Fishermen pulling their boat out of the Sea following the cyclone ockhi  Bhushan Koyande/Hindustan Times via Getty Images

La détresse des communautés de pêcheurs en Inde

NEW DELHI – Début décembre 2017, un cyclone tropical dévastateur a balayé la pointe sud du sous-continent indien, provoquant des dégâts importants dans des régions du Kerala, du Tamil Nadu et de l’archipel de Lakshadweep. La plupart des victimes du cyclone Ockhi (œil en bengali) sont des pêcheurs des districts de Thiruvananthapuram (au Kerala) et de Kanyakumari (au Tamil Nadu), qui en l’absence d’une alerte cyclonique en temps utile, se sont aventurés en mer, inconscients du danger. Cette tragédie souligne l’extrême vulnérabilité des communautés côtières pauvres de l’Inde aux caprices de la nature.
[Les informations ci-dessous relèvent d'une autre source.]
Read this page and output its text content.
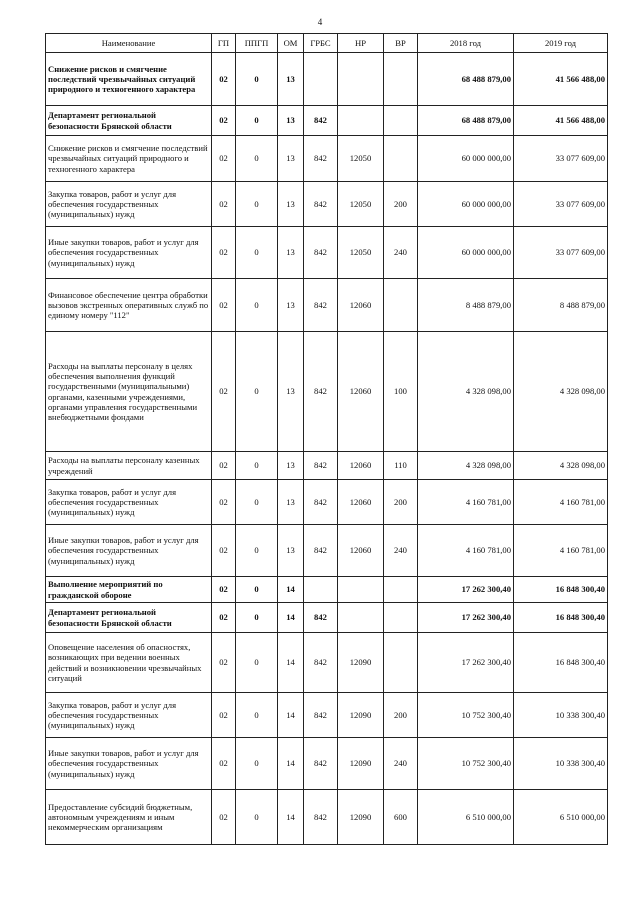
4
Наименование	ГП	ППГП	ОМ	ГРБС	НР	ВР	2018 год	2019 год
Снижение рисков и смягчение последствий чрезвычайных ситуаций природного и техногенного характера	02	0	13				68 488 879,00	41 566 488,00
Департамент региональной безопасности Брянской области	02	0	13	842			68 488 879,00	41 566 488,00
Снижение рисков и смягчение последствий чрезвычайных ситуаций природного и техногенного характера	02	0	13	842	12050		60 000 000,00	33 077 609,00
Закупка товаров, работ и услуг для обеспечения государственных (муниципальных) нужд	02	0	13	842	12050	200	60 000 000,00	33 077 609,00
Иные закупки товаров, работ и услуг для обеспечения государственных (муниципальных) нужд	02	0	13	842	12050	240	60 000 000,00	33 077 609,00
Финансовое обеспечение центра обработки вызовов экстренных оперативных служб по единому номеру "112"	02	0	13	842	12060		8 488 879,00	8 488 879,00
Расходы на выплаты персоналу в целях обеспечения выполнения функций государственными (муниципальными) органами, казенными учреждениями, органами управления государственными внебюджетными фондами	02	0	13	842	12060	100	4 328 098,00	4 328 098,00
Расходы на выплаты персоналу казенных учреждений	02	0	13	842	12060	110	4 328 098,00	4 328 098,00
Закупка товаров, работ и услуг для обеспечения государственных (муниципальных) нужд	02	0	13	842	12060	200	4 160 781,00	4 160 781,00
Иные закупки товаров, работ и услуг для обеспечения государственных (муниципальных) нужд	02	0	13	842	12060	240	4 160 781,00	4 160 781,00
Выполнение мероприятий по гражданской обороне	02	0	14				17 262 300,40	16 848 300,40
Департамент региональной безопасности Брянской области	02	0	14	842			17 262 300,40	16 848 300,40
Оповещение населения об опасностях, возникающих при ведении военных действий и возникновении чрезвычайных ситуаций	02	0	14	842	12090		17 262 300,40	16 848 300,40
Закупка товаров, работ и услуг для обеспечения государственных (муниципальных) нужд	02	0	14	842	12090	200	10 752 300,40	10 338 300,40
Иные закупки товаров, работ и услуг для обеспечения государственных (муниципальных) нужд	02	0	14	842	12090	240	10 752 300,40	10 338 300,40
Предоставление субсидий бюджетным, автономным учреждениям и иным некоммерческим организациям	02	0	14	842	12090	600	6 510 000,00	6 510 000,00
Ockhi a causé la mort de 245 personnes et 661 de plus ont été portées disparues, en mer pour la plupart et elles ne seront sans doute jamais retrouvées. Au seul Kerala, près de 3400 habitations ont été endommagées et 221 complétement détruites. La tempête tropicale était tellement puissante que ses vents ont été ressentis jusqu’aux régions côtières du Maharashtra et du Gujarat.

Pour moi, Ockhi n’était pas un sujet d’actualité distant. En tant que député représentant le district de Thiruvananthapuram, j’ai personnellement été le témoin de ce désastre et du lourd tribut payé par certaines des communautés les plus pauvres et les plus marginalisées de l’Inde. J’ai visité les maisons des familles endeuillées et allumé des bâtonnets d’encens et des bougies dans les autels improvisés. Alors que je pleurais les pertes de ces communautés désespérées, tentant de partager leur douleur et leur chagrin, je me suis engagé à faire tout mon possible pour leur venir en aide.